The History of HL7 New Zealand

Part 1: Early Days…

The following account is adapted from material kindly supplied by HL7 International’s unofficial historian Rene Spronk as part of his research for a White Paper on the early history of health level 7

David Fallas (then IT manager for a large community laboratory in Auckland and still a Board Member of HL7NZ) and Roger Seaton (then CEO of Delphic Medical Systems) travelled to Uluru (Ayers Rock) in Australia to attend a health informatics conference. The purpose of their attendance at that conference was to specifically investigate the possibilities offered by HL7 v2 messaging which had been mentioned in at least one journal or magazine article they had read sometime in 1992-1993. 

Electronic transfer of pathology results in New Zealand was in its infancy at the time, and as the community laboratory for which David Fallas worked was the biggest in the country, it had the resources to pioneer partnerships with others who had the same vision. In fact it was with Dr David Hay (then CEO of the medical software company, GPDat, now Chair Emeritus HL7NZ) that a joint pilot to transfer pathology results using a proprietary protocol was started in late 1992-93. 

At Uluru, David Fallas and Roger met Octo Barnett, and they also chatted with Ed Hammond (now Chair Emeritus HL7 International). After returning from Uluru, a group of interested parties which included Telecom NZ, Delphic Medical Systems, and Diagnostic Laboratory was convened. The purpose of the group was to develop an implementation guide for HL7 v2.1. Other interested parties joined, including Clearfield Consulting who were already working towards implementing a national identification system which became known as the NHI (National Health Identifier), and which was to be promulgated nation-wide using HL7 v2.1 messaging. 

The New Zealand affiliate was created by Lindsay Stewart (Ministry of Health and NZ country HL7 representative) at the request of these parties. Lindsey, Ian McCrae (current CEO Orion Healthcare) and Tom Bowden (founding CEO HealthLink) also became involved in developing an HL7 v2.1 implementation guide. With the signing of the Affiliate Agreement with HL7 International, New Zealand became an “affiliate” of HL7 international on March 15, 1996 – before the actual formation of the HL7 New Zealand organisation – the third country, following Canada and Germany, to do so.

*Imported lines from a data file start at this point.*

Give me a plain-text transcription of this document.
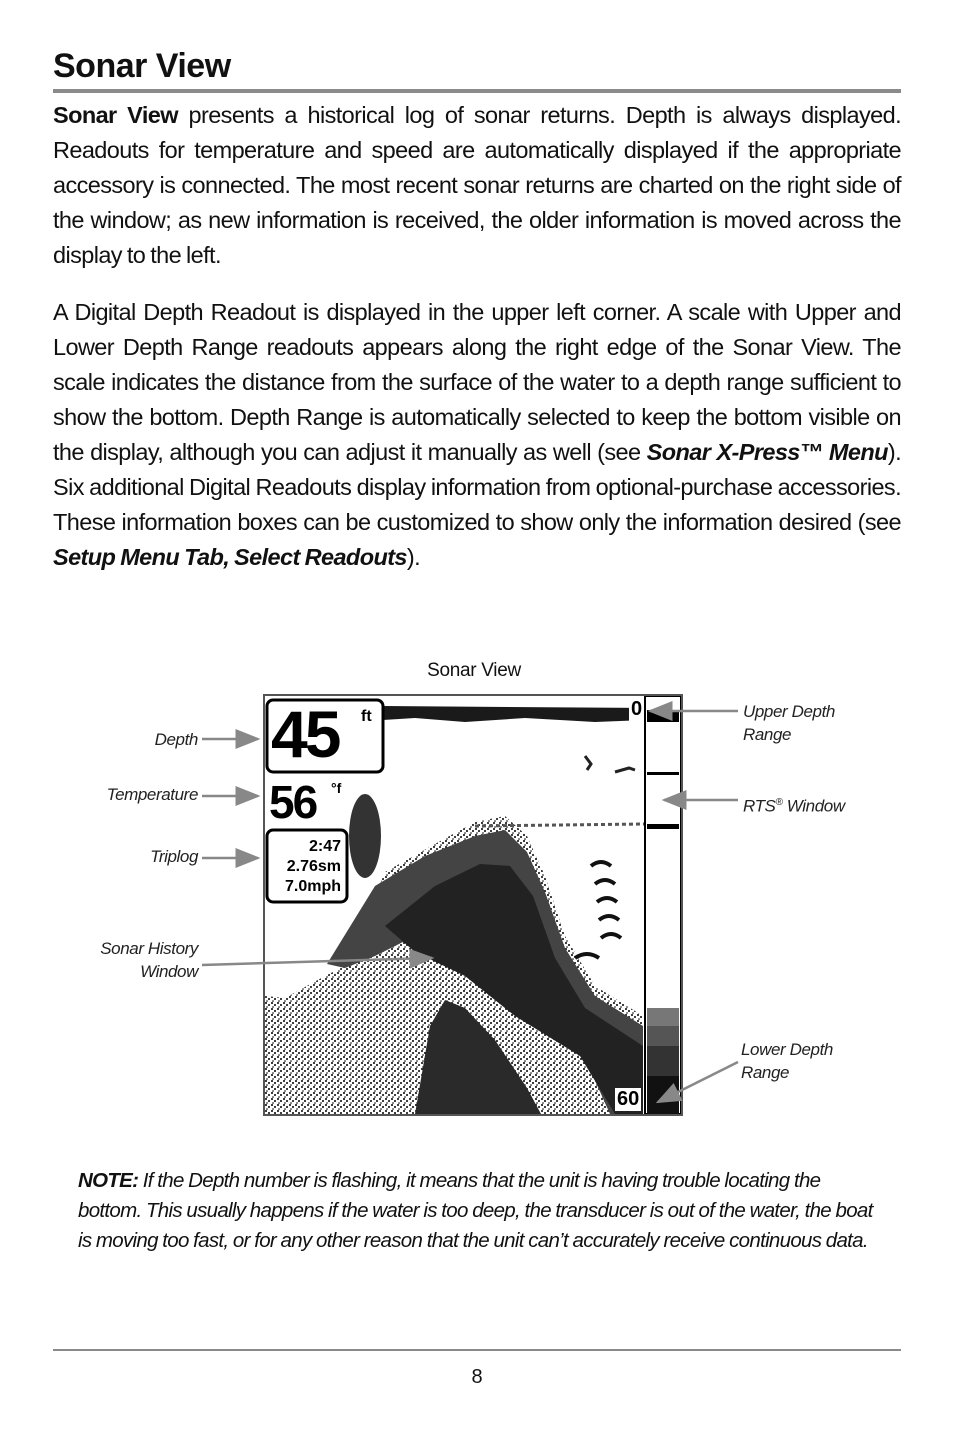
Sonar View

Sonar View presents a historical log of sonar returns. Depth is always displayed. Readouts for temperature and speed are automatically displayed if the appropriate accessory is connected. The most recent sonar returns are charted on the right side of the window; as new information is received, the older information is moved across the display to the left.

A Digital Depth Readout is displayed in the upper left corner. A scale with Upper and Lower Depth Range readouts appears along the right edge of the Sonar View. The scale indicates the distance from the surface of the water to a depth range sufficient to show the bottom. Depth Range is automatically selected to keep the bottom visible on the display, although you can adjust it manually as well (see Sonar X-Press™ Menu). Six additional Digital Readouts display information from optional-purchase accessories. These information boxes can be customized to show only the information desired (see Setup Menu Tab, Select Readouts).

Sonar View
45 ft
56 °f
2:47
2.76sm
7.0mph
0
60
Depth
Temperature
Triplog
Sonar History
Window
Upper Depth
Range
RTS® Window
Lower Depth
Range

NOTE: If the Depth number is flashing, it means that the unit is having trouble locating the bottom. This usually happens if the water is too deep, the transducer is out of the water, the boat is moving too fast, or for any other reason that the unit can’t accurately receive continuous data.

8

In 2001 a group of HL7 enthusiasts including Stephen Chu, David Fallas, Chris Hobson, Sam Chan and Martin Entwistle gathered together to form the NZ HL7 User Group (NZHUG). NZHUG then established a Board and formed its own administration ably assisted by current Board Secretary, Linda McKay who was performing a similar role at HiNZ. In the same year, and In order to satisfy new requirements for affiliates to be independent from government organisations, New Zealand’s HL7 Affiliation was then transferred to NZHUG who successfully lobbied the NZ Ministry of Health to provide funding to support its activities. This funding allowed NZ to send one delegate to attend each HL7 International Working Group meeting overseas and bring international experts to NZ to present at local events.

Part 2: HL7 New Zealand

NZHUG was renamed HL7 New Zealand (HL7NZ) in 2004 and, under the Chairmanship of Martin Entwistle (still a Board Member), continued its active role in the advancement of HL7 standards in New Zealand and the development of new HL7 International Standards. On taking over as Chair in late 2008, Dr. David Hay advanced this work, initially focusing on the HL7 CDA document standard which he successfully promoted to the HISO Committee as a core component of its national Reference Architecture for Information Exchange. As a consequence, CDA was implemented in national projects, notably GP2GP patient record transfers and the NZ ePrescription Service, with the notable help of HL7NZ Treasurer, Peter Sergent (now Vice-Chair).

David was also at the forefront of the development of the HL7 FHIR standard, participating in the very first FHIR Connectathon held at Baltimore in September 2012 and becoming an early evangelist for the new standard. He continues to serve as a member of the FHIR Management Group and is an internationally-renowned FHIR ‘toolsmith’, via his popular ClinFHIR tool, and blogger.

Late in 2016, David handed over the reins to Vice-Chair, and experienced HL7 implementer, Peter Jordan and was granted the title of Chair Emeritus by the HL7NZ Board in recognition of his major contributions as Affiliate Chair. Subsequently, HL7NZ has continued to be highly active in the development and implementation of FHIR while placing an increasing emphasis on organisational membership and active engagement with the local community via social media and MoUs with HiNZ and NZHIT. The Affiliate also continues to support all HL7 standards used in New Zealand, host local standards-related events and send a representative to each HL7 International Working Group Meeting.